First of all, why would divesting work? Presumably even if lots of humans chose to divest, assuming that auto-corporations were sound businesses, there would exist hedge funds (whether human or automated or mixed) that would buy up the shares. (The companies could also continue existing even if their share prices fell, though likely the AI CEOs would care quite a bit about share price not tanking.) Secondly, a lot seems to be possible given (1) uncertainty about whether things will get bad and if so how (at first, economic growth jumped a lot and AI CEOs seemed great; it was only once AI control of the economy was near-universal and closed economic loops with no humans in them came to exist that there was a direct problem), (2) difficulties of coordinating, especially with no clear fire-alarm threshold and the benefits of racing in the short term (c.f. all the obvious examples of coordination failures like climate change mitigation), and (3) selection effects where AI-run things just grow faster and acquire more power and therefore even if most people / orgs / countries chose not to adopt, the few that do will control the future.
I agree that this exact scenario is unlikely, but I think this class of failure mode is quite plausible, for reasons I hope I’ve managed to spell out more directly above.
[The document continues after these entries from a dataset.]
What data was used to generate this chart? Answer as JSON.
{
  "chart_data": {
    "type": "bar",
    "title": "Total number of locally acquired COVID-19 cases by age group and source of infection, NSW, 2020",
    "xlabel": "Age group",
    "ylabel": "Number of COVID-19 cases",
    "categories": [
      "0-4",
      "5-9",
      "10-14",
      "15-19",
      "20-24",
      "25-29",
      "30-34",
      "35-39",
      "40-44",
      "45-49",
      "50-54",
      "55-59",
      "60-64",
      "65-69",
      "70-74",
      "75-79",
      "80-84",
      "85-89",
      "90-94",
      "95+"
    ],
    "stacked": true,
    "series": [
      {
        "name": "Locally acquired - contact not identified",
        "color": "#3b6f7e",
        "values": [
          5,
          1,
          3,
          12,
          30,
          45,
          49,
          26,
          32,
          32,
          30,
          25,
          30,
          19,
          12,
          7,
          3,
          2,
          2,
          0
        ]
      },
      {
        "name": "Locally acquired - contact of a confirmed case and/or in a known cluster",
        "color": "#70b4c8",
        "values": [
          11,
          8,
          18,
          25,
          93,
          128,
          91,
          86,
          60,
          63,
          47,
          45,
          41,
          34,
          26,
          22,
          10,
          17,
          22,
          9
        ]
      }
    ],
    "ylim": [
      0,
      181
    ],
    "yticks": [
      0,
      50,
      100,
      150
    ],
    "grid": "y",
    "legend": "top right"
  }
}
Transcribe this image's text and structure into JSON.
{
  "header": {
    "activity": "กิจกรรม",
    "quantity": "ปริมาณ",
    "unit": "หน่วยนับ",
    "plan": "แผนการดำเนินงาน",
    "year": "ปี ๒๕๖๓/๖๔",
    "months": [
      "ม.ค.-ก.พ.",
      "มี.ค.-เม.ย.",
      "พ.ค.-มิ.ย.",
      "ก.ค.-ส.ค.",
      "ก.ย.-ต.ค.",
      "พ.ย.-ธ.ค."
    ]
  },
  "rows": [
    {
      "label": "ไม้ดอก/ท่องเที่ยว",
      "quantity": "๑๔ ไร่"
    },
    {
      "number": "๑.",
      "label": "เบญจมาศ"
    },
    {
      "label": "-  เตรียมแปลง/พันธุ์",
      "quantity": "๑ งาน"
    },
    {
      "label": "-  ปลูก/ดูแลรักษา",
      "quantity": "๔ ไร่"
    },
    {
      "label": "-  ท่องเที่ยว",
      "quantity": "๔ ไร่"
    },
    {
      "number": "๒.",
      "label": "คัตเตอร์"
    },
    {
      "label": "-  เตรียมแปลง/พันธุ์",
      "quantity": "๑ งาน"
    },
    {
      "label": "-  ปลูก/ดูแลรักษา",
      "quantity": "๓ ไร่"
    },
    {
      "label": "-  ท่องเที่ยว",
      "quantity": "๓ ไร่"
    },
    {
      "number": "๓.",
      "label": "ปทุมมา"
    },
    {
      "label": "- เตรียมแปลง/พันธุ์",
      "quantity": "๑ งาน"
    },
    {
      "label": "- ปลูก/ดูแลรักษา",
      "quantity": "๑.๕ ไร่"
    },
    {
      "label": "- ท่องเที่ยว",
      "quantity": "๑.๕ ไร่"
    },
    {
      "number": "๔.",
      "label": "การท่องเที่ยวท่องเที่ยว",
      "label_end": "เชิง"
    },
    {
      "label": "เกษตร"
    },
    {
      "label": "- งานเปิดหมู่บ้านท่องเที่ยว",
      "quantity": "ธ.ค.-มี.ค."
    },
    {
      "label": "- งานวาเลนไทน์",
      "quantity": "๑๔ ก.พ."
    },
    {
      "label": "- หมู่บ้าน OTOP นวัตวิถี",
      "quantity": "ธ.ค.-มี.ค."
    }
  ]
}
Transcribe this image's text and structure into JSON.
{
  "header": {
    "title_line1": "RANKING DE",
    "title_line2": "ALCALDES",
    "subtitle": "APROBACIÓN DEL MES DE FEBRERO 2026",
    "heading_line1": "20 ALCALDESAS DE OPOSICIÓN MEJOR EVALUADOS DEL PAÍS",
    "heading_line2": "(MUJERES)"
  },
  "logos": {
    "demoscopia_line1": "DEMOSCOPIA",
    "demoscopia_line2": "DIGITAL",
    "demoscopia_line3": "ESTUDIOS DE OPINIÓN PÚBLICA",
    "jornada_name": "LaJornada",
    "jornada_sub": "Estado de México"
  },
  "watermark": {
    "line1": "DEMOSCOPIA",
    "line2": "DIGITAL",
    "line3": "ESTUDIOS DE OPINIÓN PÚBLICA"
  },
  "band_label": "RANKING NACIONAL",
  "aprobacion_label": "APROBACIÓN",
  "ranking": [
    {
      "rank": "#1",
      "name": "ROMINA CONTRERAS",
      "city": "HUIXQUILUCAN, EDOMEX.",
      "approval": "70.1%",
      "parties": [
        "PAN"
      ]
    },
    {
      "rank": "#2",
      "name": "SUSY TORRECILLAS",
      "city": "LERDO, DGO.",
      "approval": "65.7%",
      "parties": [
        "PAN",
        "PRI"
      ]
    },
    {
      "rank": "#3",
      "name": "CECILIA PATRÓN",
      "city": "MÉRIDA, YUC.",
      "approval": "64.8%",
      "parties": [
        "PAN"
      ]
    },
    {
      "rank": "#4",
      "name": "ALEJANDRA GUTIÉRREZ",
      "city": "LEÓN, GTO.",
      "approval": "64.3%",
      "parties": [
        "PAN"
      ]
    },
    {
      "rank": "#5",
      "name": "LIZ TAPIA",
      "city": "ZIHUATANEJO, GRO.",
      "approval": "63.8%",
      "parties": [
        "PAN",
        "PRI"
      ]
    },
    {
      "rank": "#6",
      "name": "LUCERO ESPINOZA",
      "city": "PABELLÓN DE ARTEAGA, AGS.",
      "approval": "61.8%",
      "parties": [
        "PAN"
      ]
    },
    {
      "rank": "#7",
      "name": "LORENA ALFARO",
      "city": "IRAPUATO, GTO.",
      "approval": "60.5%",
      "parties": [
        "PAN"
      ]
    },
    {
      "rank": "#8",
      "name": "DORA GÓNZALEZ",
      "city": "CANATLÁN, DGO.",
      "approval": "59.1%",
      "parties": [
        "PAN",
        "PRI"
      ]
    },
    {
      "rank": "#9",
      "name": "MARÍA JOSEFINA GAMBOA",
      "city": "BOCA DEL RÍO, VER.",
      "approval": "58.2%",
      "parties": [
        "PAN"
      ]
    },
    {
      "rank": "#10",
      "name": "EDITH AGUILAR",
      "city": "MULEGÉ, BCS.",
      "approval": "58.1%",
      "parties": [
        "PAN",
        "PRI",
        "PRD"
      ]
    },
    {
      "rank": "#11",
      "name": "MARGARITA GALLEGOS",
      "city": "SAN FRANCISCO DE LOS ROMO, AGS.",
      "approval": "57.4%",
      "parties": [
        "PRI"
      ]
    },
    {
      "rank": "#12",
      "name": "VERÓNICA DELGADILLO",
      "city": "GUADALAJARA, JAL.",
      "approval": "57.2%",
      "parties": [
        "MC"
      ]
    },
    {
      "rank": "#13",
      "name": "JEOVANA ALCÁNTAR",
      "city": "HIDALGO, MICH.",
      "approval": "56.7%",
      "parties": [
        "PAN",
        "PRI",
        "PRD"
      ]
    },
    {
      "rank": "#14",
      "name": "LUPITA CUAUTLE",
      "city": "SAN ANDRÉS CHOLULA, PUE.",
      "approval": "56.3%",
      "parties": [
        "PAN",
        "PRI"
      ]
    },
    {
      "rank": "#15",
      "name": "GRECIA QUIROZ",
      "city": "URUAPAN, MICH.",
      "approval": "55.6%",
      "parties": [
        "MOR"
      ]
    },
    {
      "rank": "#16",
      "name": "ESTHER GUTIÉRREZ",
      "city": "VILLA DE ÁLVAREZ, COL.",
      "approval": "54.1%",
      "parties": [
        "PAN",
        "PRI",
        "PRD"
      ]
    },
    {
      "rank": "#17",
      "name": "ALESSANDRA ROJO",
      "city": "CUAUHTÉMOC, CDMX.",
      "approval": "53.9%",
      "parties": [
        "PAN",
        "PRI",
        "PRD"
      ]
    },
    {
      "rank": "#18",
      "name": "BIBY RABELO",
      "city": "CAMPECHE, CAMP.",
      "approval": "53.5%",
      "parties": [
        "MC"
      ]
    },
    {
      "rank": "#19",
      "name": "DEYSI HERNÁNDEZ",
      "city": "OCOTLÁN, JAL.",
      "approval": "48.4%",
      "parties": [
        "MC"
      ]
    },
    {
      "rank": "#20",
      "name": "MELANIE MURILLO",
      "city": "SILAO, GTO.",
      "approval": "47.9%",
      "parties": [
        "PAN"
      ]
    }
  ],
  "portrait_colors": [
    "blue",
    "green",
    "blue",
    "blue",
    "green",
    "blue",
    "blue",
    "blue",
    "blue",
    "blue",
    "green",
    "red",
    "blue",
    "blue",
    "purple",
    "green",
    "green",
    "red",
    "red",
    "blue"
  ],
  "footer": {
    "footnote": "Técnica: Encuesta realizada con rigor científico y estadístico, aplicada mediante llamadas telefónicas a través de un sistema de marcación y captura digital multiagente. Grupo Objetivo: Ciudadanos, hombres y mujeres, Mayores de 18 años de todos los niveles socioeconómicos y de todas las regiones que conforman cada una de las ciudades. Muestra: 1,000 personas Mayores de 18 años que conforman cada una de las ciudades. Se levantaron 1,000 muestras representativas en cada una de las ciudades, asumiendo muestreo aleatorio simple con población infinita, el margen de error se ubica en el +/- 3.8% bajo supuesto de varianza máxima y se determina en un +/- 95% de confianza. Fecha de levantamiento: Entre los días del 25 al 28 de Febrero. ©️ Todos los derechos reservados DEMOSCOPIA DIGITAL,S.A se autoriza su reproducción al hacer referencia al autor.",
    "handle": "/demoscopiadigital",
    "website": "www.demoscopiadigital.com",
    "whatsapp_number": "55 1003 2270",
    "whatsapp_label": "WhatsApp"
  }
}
Note that all of this relies on the assumption that we get AIs of a particular power level, and of a particular goodharting level, and a particular agency/coherency level. The AIs controlling future Earth are not wildly superhuman, are plausibly not particularly coherent in their preferences and do not have goals that stretch beyond Earth, no single system is a singleton, and the level of goodharting is just enough that humans go extinct but not so extreme that nothing humanly-recognisable still exists (though the Blight implies that elsewhere in the story universe there are AI systems that differ in at least some of these). I agree it is not at all clear whether these are true assumptions. However, it’s not obvious to me that LLMs (and in particular AIs using LLMs as subcomponents in some larger setup that encourages agentic behaviour) are not on track towards this. Also note that a lot of the actual language that many of the individual AIs see is actually quite normal and sensible, even if the physical world has been totally transformed. In general, LLMs being able to use language about maximising shareholder value exactly right (and even including social responsibility as part of it) does not seem like strong evidence for LLM-derived systems not choosing actions with radical bad consequences for the physical world.